E-JAWSは、2013年11月に会員40社ほどで発足。2017年12月現在の会員数は101社268人と、4年で2倍以上に増えた。参加条件は、ユーザー企業であることと、自社のAWS事例について話してくれること。会員企業が持ち回りで担当する運営メンバー(E-JAWSコミッティ)の承認を受けることで会員となる。
写真左から、日通情報システムのインフラサービス部で課長(プロジェクト担当)を務める下田よしの氏、ローソンの業務システム統括本部システム基盤部でマネジャーを務める進藤広輔氏、フジテックの常務執行役員で情報システム部長を務める友岡賢二氏、朝日新聞社でデジタル本部長補佐を務める山本和人氏
もっとも、AWSのユーザー会としては、E-JAWSよりも「JAWS-UG」が有名だ。しかし、JAWS-UGは、AWSを使いこなす個人会員で構成されており、ベンダーに所属する開発者が大勢参加している。JAWS-UGは、誰でも参加が可能なオープンな場であり、語られる内容はすべて公開されている。

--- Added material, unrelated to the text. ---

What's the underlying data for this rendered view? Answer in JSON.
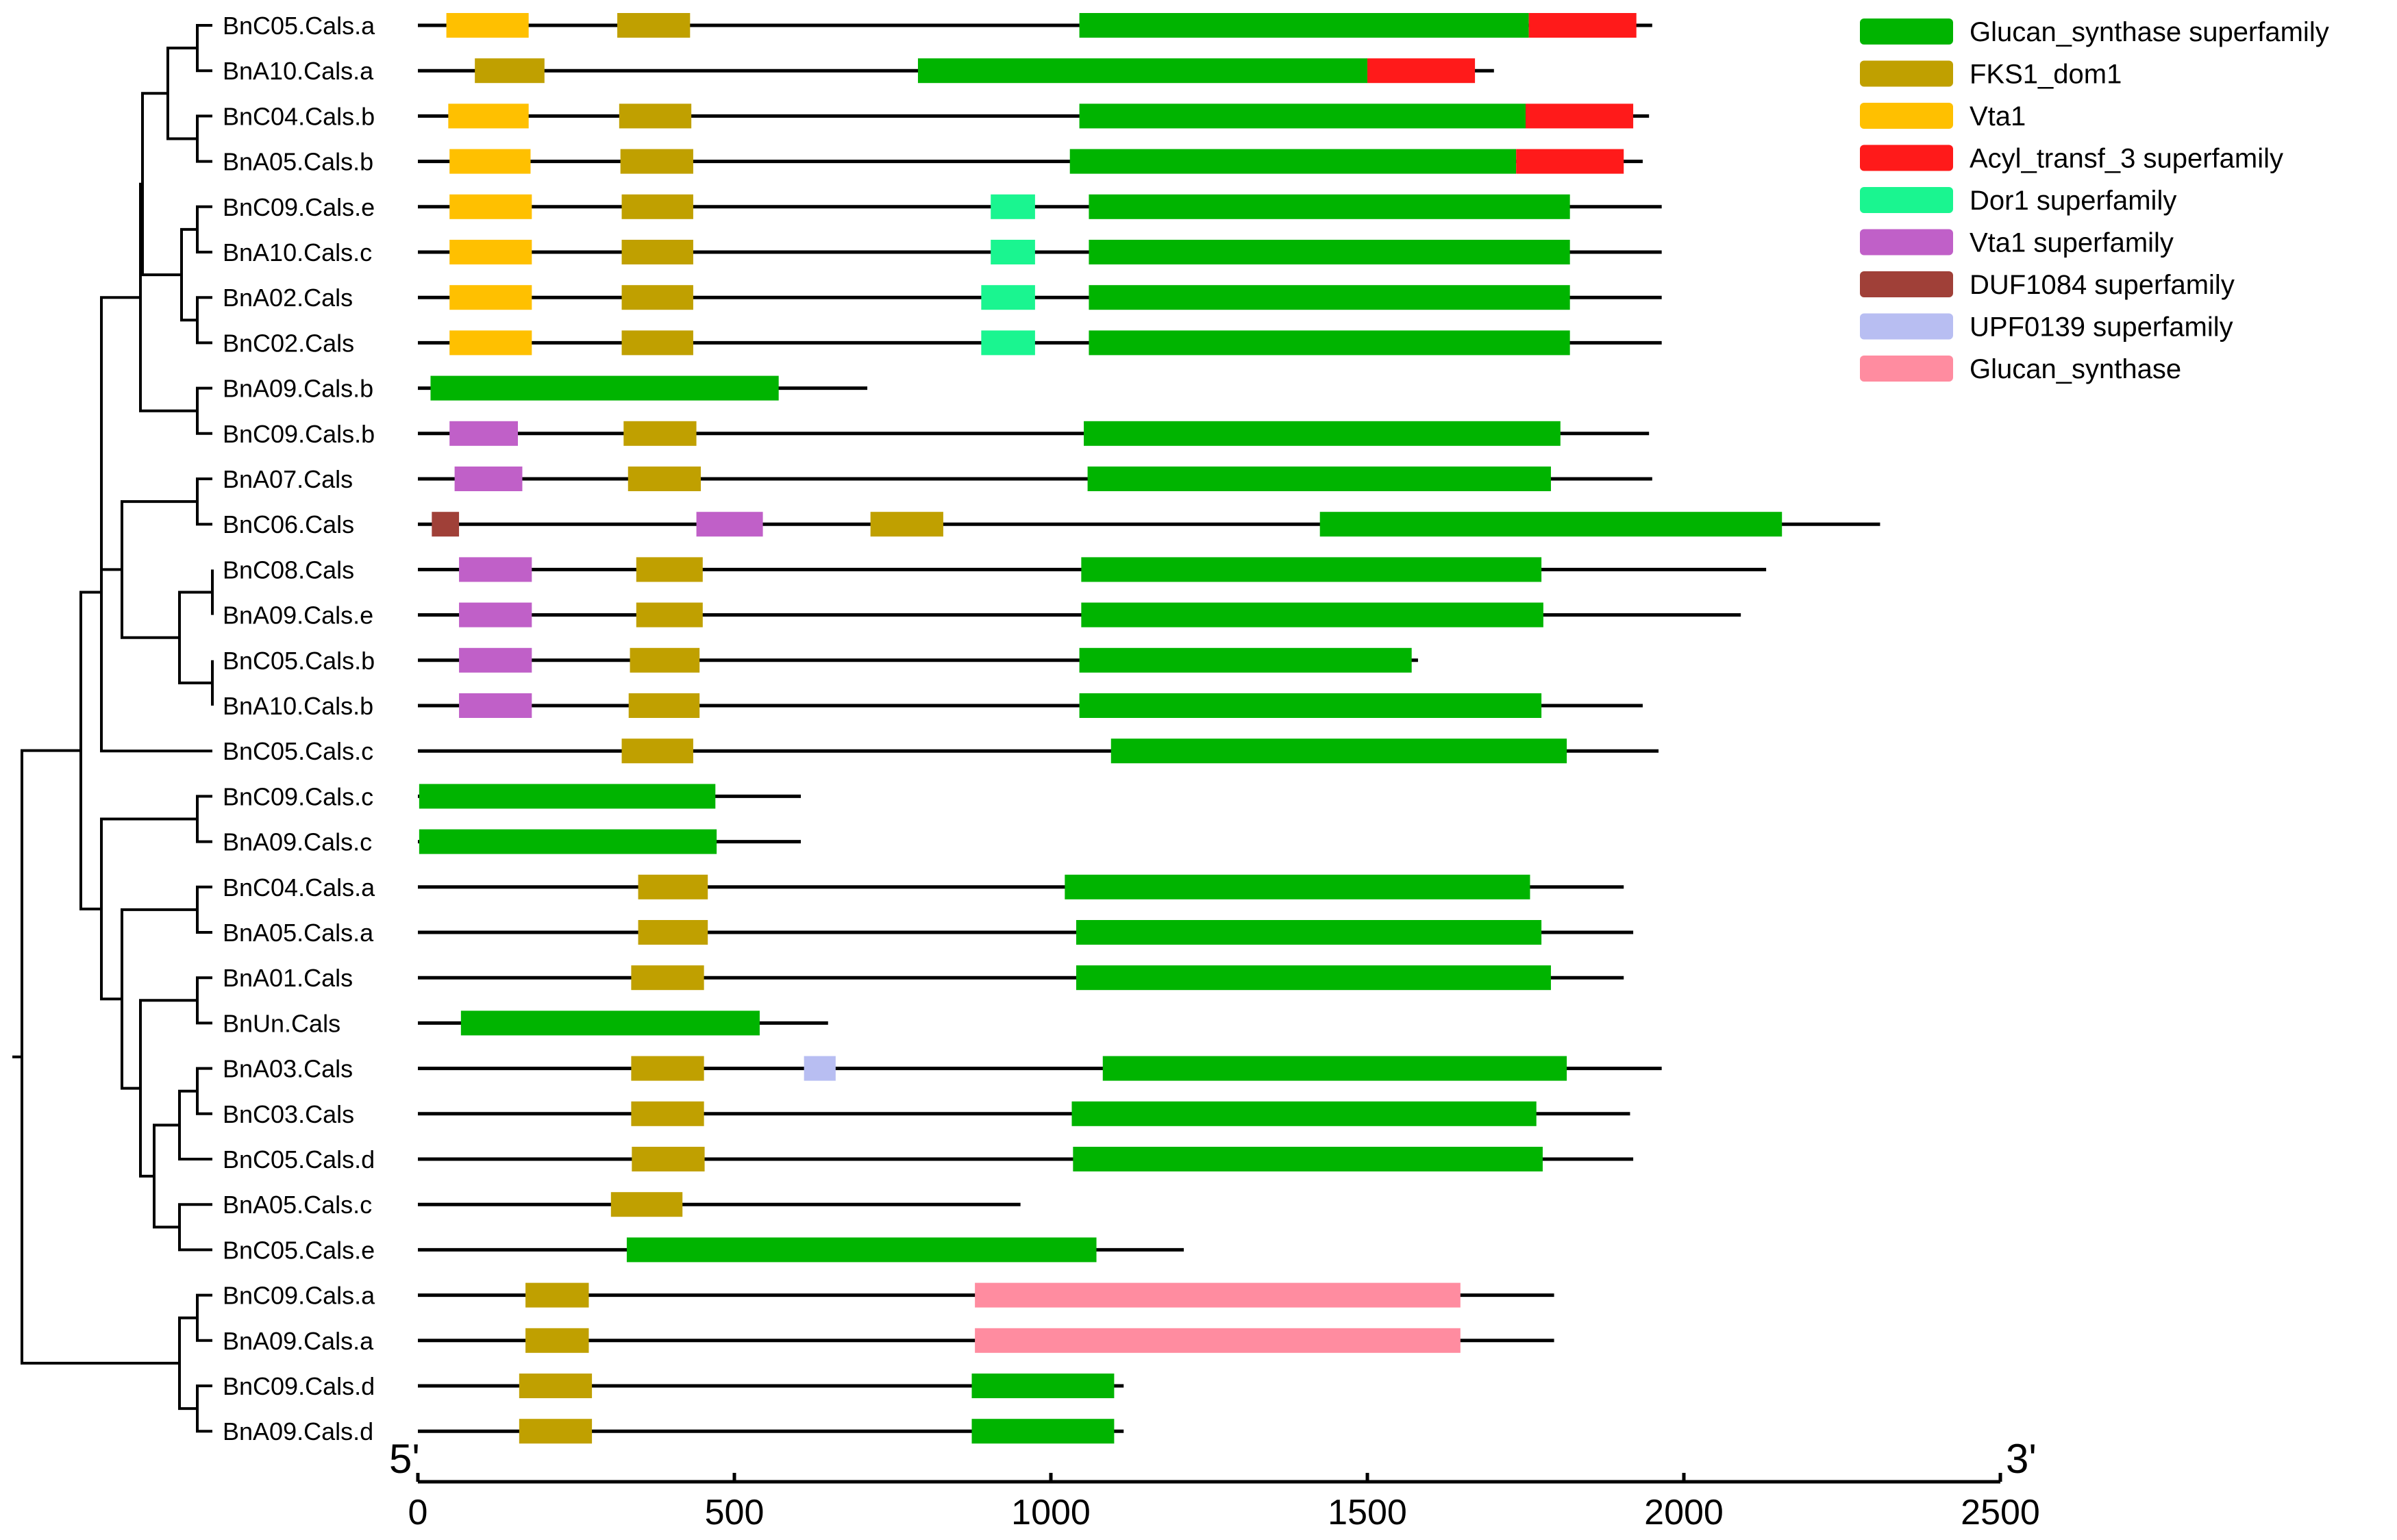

これに対してE-JAWSは、ユーザー企業でなければ参加できず、クローズドな場として、共有した苦労話やノウハウを外部に漏らさない、という特徴がある。
生々しいユーザーの本音が聞けるのがE-JAWSのメリット
E-JAWSの会長を務めるフジテックの常務執行役員で情報システム部長の友岡賢二氏は、E-JAWSの存在を「オープンな場では聞けない苦労話やコストの話、AWSへの不満などが聞ける」とアピールする。
フジテックの常務執行役員で情報システム部長を務める友岡賢二氏
一方、「クローズドな会であることがE-JAWSの存在意義でありメリットだが、E-JAWSの存在自体がクローズドで知られていない」(友岡氏)という課題もある。E-JAWSの活動を通じて、存在を知られるようにしていきたいという。
E-JAWSコミッティの1社で、ローソンの業務システム統括本部システム基盤部でマネジャーを務める進藤広輔氏も、「会員企業を増やして、より活発にしていきたい」と豊富を語る。「E-JAWSは、お金のかけ方や管理のし方など、AWSユーザーならではの話が聞けるので役立っている」(進藤氏)という。